Engagement: Click-through rate (+3.385%), likes (+2.973%), and follows (+3.070%) show increased user engagement with recommended videos.
Watch Time: An increase of +2.867% suggests users are finding the recommendations more engaging and watching for longer durations.
Cold-Start Video Discovery: The significant increase in “Climbing4k” (+1.207%) indicates that M3CSR helps promote new, high-quality videos by effectively matching them to interested users.
Coverage: The rise in coverage (+3.634%) implies a wider range of cold-start videos are being successfully surfaced to users, contributing to content diversity and platform growth.

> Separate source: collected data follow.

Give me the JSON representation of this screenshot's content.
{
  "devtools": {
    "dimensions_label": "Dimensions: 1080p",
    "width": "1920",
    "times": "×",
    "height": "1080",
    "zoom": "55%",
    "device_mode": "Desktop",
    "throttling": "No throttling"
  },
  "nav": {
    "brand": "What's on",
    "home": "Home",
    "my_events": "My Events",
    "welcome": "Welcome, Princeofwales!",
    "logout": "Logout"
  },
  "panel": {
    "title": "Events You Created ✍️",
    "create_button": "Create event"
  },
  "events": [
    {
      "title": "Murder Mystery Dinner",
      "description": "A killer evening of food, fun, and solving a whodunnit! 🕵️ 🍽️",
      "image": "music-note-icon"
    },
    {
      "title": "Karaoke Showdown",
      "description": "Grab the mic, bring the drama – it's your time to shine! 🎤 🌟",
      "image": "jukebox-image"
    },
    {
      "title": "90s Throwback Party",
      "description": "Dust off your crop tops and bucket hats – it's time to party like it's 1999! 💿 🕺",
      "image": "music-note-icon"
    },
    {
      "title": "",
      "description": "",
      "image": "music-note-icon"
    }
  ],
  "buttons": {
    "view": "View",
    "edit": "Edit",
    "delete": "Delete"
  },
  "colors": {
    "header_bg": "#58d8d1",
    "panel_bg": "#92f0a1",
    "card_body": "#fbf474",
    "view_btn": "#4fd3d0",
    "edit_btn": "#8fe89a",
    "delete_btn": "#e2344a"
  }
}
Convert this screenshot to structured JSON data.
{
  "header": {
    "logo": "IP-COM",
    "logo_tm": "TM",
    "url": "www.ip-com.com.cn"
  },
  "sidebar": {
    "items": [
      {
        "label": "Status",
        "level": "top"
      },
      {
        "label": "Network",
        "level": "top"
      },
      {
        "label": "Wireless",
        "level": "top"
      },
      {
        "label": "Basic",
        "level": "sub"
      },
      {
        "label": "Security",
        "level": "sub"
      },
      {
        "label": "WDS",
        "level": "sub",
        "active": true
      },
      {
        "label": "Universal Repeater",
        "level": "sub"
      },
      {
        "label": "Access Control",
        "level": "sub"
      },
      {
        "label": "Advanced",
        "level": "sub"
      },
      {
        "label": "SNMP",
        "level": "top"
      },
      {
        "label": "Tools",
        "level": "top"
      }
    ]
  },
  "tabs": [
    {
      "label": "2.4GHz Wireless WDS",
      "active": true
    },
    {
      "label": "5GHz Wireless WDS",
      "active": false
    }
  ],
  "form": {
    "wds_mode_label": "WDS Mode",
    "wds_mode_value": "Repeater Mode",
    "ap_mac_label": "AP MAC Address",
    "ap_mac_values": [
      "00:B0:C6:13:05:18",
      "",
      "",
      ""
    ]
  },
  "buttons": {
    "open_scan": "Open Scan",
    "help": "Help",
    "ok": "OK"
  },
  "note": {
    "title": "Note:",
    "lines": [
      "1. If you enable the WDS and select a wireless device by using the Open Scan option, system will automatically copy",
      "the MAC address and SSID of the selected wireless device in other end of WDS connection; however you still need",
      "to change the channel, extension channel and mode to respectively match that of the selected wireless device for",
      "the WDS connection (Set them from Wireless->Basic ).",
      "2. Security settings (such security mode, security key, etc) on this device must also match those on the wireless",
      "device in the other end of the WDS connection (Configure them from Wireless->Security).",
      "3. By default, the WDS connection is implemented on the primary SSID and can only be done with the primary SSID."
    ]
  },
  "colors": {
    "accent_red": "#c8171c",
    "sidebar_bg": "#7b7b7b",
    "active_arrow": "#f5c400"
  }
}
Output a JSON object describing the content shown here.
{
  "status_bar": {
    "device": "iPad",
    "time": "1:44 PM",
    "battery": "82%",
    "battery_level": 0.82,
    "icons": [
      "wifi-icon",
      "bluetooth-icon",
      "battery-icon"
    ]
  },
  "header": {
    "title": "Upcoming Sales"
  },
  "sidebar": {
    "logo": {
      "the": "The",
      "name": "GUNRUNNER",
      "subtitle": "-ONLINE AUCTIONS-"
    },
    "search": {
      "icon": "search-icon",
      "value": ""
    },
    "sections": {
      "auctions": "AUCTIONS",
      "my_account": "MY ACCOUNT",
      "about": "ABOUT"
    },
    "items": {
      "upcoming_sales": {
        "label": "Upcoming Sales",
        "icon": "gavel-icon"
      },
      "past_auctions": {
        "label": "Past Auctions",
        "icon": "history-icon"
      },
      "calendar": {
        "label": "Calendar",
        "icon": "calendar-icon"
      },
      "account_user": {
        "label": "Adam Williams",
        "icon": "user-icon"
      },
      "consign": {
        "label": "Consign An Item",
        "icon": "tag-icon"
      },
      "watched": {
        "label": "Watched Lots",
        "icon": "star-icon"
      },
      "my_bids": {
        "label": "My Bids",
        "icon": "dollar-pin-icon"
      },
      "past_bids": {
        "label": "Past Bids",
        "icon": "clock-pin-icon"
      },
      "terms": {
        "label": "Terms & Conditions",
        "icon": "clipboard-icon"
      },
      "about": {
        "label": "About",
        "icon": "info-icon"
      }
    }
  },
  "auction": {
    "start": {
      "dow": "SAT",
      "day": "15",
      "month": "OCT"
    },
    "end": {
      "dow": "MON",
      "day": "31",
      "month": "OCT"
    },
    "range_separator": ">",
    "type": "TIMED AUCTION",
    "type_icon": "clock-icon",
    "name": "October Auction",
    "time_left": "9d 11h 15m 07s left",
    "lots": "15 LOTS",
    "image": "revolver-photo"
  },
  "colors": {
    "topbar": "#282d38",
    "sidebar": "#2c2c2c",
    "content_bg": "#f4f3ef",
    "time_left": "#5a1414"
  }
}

Finally, I didn’t manage to catch the workshop VideoRecSys + LargeRecSys 2024, but there was an interesting presentation by Justin Basilico, who leads the ML and recommender systems efforts at Netflix. You can find the presentation here. In his presentation, he shared some of his learnings about building and operating recommender systems, making an analogy to raising a teenager. This presentation is a good collection of Netflix’s vision on how to operate a recommender system, with a few key learnings worth highlighting:

Design a self-improving system using a contextual bandit approach. This involves continuous learning from user interactions.
Personalization requires balancing accuracy, diversity, discovery, continuation, new and existing content, and scalability. Focusing on long-term member satisfaction is key to achieving this balance.
Acknowledge that mistakes are inevitable and design systems for resilience, fast detection, and rapid recovery (apply Recsysops).
Recognize the temporal dynamics of user interests and content consumption. Make models aware of time to capture short-term and long-term preferences.
Prioritize user enjoyment over simple engagement metrics.

But at the end the final lesson is 😁

Closing notes

In RecSys, there’s always something new to learn, and we can see the rise of new trends (like LLMs—who could have expected that?). I really enjoyed the article A Pre-trained Zero-shot Sequential Recommendation Framework via Popularity Dynamics, which I found to be an innovative twist in sequence recommendation and cross-domain recommender systems. I’m really excited for next year and the conference in Prague.